Remarkable though it seems, almost none of this image of Cloud-Woman-Brings-the-Night is painted by me.  

Sometimes someone will tell me a story about the personal situation that is calling for them to have a drum.  This drum was very compelling to a woman who wanted me to paint it, and then told a story about an ancestor and an unexpected baby.  While I do not decide to paint a particular creature or scene before I start, sometimes a story will guide my eyes.

When I turned the drum head around so the bullet hole was in the lower left, I saw a baby quite clearly. 

A woman of peculiar proportion also emerged.

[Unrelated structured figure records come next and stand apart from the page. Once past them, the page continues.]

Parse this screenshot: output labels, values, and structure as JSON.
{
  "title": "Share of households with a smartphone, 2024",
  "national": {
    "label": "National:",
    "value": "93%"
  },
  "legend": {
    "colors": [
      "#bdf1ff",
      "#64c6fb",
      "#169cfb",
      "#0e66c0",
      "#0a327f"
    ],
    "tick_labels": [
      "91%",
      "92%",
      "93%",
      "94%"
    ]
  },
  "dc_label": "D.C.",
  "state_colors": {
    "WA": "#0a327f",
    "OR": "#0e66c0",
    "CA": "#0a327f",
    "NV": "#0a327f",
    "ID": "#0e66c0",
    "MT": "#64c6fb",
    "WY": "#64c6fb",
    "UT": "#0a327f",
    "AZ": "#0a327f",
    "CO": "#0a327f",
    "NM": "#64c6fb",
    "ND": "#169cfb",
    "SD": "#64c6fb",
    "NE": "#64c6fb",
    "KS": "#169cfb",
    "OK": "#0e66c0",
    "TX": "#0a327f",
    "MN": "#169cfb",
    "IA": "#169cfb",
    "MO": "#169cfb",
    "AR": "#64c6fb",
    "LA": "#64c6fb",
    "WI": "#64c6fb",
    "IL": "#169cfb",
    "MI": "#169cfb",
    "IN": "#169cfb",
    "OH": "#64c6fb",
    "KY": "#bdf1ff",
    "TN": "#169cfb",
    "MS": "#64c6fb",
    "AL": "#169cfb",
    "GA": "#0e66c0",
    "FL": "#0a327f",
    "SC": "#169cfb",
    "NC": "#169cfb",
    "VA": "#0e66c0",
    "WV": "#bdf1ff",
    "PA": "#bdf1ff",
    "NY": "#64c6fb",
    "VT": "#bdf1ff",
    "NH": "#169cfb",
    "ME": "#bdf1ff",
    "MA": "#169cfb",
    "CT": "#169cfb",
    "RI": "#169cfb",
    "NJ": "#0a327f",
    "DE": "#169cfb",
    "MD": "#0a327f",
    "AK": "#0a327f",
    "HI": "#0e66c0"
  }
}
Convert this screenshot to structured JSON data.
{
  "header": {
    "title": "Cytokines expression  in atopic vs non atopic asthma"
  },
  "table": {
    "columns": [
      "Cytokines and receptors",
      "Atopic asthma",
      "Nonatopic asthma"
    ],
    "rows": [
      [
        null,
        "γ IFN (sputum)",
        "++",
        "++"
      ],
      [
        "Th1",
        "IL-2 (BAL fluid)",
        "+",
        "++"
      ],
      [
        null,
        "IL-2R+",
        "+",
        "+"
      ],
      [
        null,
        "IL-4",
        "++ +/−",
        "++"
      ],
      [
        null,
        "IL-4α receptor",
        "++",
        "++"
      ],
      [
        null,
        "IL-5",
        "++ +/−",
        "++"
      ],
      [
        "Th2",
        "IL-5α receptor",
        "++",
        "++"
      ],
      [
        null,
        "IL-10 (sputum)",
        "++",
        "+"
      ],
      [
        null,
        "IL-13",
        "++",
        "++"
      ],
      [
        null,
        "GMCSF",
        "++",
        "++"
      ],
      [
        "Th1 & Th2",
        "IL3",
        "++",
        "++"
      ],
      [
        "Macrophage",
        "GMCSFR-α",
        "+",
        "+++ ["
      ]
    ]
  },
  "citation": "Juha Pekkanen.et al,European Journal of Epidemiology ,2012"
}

Probably my hardest job when painting a rawhide drum is to not impose my preferences on the image.  You might say I am a secretary who is only noticed when she isn't doing her job. 

I saw a face above the bullet hole.

Defining the figure on the left with the color blue of the spirit world, and the figure on the right with the red of this world caused the two colors to join in the baby, and suddenly there was the story of a Grandmother bringing a child spirit to her Grand-daughter. 

When every part, and every part between the part is whole, I know I could not by myself have invented the elegance and simplicity of the rawhide drum painting.  

Each painted drum image is an oracle of meaning from another reality.  Just like the Journey Oracle cards create a journey into meaning by entering the inner reality of our unconscious wisdom.  But how these oracle cards were painted is another story.  

Thursday, August 4, 2016

Shamanic lessons from Nature painting

I started my artist’s life early in watercolor classes after school, and the flow of paint over paper enchants me still.  I see the magic everywhere without making it up anywhere.  

Every shape and tone and shade really existed at the moment I saw it in nature, so when I paint every part, and every part between the part, is whole. 


A “big” painting in acrylic on matte board takes me a year to complete.  An underpainting of Hooker’s Green and Prism Violet creates a foundation of detail.

Ten or more layers of complexly mixed colors are laid over this foundation, like building a symphony of color above the base notes. 

Broad washes of color tone the temperature and emotion to finish the work. 

Luther Burbank said; "Nature is an exacting mistress and a jealous teacher; she does not reveal herself wholly to the amateur or the dabbler, and she will not cooperate fully and generously with the man who takes her lessons or her work lightly."

Such is the shamanic lesson of a bank of ferns and brush beside a gravel road.  It asks of the student, "How do you like the Underworld?"